僕、片桐颯斗はものすっごくイラついている。

 ここ最近、ずっと。

「今日もピリついてんなぁ。そんなんじゃ次小森に会った時、余裕ない男だって思われるんじゃね?」

「そんなの自分が一番よく分かってるよ……。」

「んじゃ表面上だけでもいつもみたくニコニコしてろよ。」

「……できてたらこんなにイラついてない。」

 大学の講義の為、一つ前の席に座った友達理仁がからかうようにそう言ってくる。

 そんな彼に、僕は机に突っ伏しながら答えた。

 僕がここまでイラついてる理由。落ち着いてられない理由。

 ……それは彼女である、はーちゃんに会えていない事。

 もうどれだけ会っていないんだろうか。

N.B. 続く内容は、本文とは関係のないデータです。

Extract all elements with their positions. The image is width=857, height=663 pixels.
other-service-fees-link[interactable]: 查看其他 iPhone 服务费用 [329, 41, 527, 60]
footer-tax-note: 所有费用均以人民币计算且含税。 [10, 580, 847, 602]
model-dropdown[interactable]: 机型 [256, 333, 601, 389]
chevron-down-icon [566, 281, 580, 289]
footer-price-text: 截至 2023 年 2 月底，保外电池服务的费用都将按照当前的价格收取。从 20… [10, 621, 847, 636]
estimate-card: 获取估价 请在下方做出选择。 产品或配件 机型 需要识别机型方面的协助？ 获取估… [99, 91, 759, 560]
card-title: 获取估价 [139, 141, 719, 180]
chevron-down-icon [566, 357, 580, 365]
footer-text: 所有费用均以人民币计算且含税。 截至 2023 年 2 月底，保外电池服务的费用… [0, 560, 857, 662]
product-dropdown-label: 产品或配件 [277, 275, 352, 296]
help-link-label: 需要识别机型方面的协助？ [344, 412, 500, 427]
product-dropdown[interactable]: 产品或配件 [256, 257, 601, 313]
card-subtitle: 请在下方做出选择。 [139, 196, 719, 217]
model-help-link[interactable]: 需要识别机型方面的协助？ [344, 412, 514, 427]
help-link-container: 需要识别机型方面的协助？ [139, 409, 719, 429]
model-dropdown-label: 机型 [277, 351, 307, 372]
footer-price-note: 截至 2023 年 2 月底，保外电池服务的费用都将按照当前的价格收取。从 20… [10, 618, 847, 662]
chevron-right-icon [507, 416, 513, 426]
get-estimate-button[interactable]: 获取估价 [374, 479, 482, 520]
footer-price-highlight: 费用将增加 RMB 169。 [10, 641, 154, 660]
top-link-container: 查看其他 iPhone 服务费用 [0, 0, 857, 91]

数えるのすら嫌になる。

 そりゃあ大学生と高校生、会える機会が減るのは必然的だけれども。

「お前が最近ずっと不機嫌だから、教師共も怯えてんぞ。」

「それは理仁のほうなんじゃないの……僕はそんな影響力ないって。」

「……はぁ、そうだわお前天然だったな。」

「違う、断じて。」

 こんな僕のどこを見て、理仁は天然だと言うのだろう。まるっきり分からない。